Harry Messenger of Charlotte, one of about 25 people who stepped up to the microphones to ask questions, wondered aloud why the Democrats hadn’t thrown their support behind U.S. Representative John Conyers’ Medicare For All proposal, which the longtime Michigan congressman first sponsored in 2003. “Why are we even having this discussion?,” Messenger asked in frustration. “That should’ve been passed long ago.”
Behind him, in one of the pews, a bespectacled man with white hair pumped his fist in agreement. He was Joel Segal, who as a policy adviser for Conyers co-authored the bill Messenger was talking about. It was Segal, who now lives in Charlotte, who asked Adams if she’d read Medicaid testimonies on the House floor. “This bill is insane,” he said.
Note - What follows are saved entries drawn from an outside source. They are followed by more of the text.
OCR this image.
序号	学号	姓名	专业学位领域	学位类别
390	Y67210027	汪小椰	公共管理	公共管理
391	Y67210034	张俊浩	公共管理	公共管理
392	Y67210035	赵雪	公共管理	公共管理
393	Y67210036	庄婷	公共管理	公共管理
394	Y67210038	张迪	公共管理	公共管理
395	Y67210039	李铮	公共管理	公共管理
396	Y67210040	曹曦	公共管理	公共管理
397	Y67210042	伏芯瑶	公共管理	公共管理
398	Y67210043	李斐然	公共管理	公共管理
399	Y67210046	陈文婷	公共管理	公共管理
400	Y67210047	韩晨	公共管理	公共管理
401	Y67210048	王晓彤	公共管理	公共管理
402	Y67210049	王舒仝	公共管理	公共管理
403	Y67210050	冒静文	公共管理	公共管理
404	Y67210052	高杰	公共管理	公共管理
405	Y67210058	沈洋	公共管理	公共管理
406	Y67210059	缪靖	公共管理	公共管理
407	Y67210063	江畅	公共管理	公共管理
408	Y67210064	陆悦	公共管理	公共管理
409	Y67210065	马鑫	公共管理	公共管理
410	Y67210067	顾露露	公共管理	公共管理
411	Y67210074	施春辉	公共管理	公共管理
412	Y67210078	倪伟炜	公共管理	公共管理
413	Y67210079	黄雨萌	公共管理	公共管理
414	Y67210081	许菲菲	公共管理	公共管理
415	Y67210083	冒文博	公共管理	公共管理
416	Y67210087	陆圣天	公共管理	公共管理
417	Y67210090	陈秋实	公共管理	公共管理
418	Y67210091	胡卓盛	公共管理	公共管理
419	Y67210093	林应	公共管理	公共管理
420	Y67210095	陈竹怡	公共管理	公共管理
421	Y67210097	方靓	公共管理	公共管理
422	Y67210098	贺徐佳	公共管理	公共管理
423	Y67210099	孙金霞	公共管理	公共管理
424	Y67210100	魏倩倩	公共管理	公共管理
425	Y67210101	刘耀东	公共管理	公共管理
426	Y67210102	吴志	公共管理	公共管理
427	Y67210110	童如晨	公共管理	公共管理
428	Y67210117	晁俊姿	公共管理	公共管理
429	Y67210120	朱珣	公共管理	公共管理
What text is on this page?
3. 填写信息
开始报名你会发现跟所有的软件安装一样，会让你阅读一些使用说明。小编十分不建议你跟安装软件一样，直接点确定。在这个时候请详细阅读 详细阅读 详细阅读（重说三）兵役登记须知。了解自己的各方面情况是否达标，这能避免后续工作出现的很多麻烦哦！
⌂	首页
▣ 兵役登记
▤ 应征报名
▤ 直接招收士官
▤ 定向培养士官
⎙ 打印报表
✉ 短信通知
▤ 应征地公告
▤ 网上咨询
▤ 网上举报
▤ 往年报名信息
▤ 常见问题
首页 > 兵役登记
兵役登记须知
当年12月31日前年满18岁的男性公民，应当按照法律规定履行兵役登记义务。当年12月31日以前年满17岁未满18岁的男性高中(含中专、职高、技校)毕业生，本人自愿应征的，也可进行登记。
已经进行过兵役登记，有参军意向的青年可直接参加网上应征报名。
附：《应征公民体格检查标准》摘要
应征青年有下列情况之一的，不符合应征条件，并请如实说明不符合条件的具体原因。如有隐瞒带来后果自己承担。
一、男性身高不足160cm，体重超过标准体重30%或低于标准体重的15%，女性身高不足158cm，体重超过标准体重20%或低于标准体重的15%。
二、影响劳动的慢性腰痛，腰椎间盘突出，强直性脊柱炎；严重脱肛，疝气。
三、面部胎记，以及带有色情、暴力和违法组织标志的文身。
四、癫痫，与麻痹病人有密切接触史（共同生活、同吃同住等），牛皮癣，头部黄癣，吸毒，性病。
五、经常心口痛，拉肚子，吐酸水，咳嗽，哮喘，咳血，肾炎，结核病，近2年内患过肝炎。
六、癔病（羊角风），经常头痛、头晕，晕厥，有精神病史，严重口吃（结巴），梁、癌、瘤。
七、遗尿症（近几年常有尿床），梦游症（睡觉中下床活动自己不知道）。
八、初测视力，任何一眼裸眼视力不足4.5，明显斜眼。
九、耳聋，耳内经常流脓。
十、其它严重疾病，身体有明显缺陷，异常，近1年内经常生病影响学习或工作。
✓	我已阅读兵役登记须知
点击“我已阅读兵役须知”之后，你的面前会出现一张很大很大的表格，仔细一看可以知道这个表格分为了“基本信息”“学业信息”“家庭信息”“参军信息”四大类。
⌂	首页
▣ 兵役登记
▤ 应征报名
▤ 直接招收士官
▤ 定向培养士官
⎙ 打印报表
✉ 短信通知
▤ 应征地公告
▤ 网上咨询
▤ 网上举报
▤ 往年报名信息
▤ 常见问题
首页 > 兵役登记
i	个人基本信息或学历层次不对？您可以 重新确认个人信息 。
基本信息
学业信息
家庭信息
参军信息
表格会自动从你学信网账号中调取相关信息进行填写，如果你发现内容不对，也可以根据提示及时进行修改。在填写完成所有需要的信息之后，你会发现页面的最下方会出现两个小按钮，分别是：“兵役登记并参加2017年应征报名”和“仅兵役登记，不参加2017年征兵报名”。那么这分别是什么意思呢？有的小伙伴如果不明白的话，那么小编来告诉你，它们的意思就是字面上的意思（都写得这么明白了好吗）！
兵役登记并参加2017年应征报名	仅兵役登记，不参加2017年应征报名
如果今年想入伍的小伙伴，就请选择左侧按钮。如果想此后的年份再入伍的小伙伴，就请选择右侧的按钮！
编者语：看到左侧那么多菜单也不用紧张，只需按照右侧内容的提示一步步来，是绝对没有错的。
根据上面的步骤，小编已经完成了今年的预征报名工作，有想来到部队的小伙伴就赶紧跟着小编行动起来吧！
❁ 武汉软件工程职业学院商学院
After the town hall, Segal tried to explain to Messenger and me why Medicare For All hadn’t found its way to passage. There wasn’t enough public outcry, he said. Advocacy organizations lack the budgets and resources to battle the health insurance lobby. Conservative Democrats shied away from what they saw as a gateway to socialized medicine. (Horrors.) “We need to be funded at the level of the Sierra Club,” Segal told me. “Unless you have 10 to 20 organizers and a decent-sized budget, you can’t educate the grass roots, teach the bill so people can understand it.”
It seemed that the people at Mayfield Missionary, while perhaps unable to understand the details, understood fully that a healthcare system that treats medical care as a high-end commodity would hurt or kill them. Do people really need to understand more than that? “This is the only industrialized nation in the world that doesn’t have some kind of single-payer system,” Segal said. “Plus, Medicare works. Just expand it to everybody.”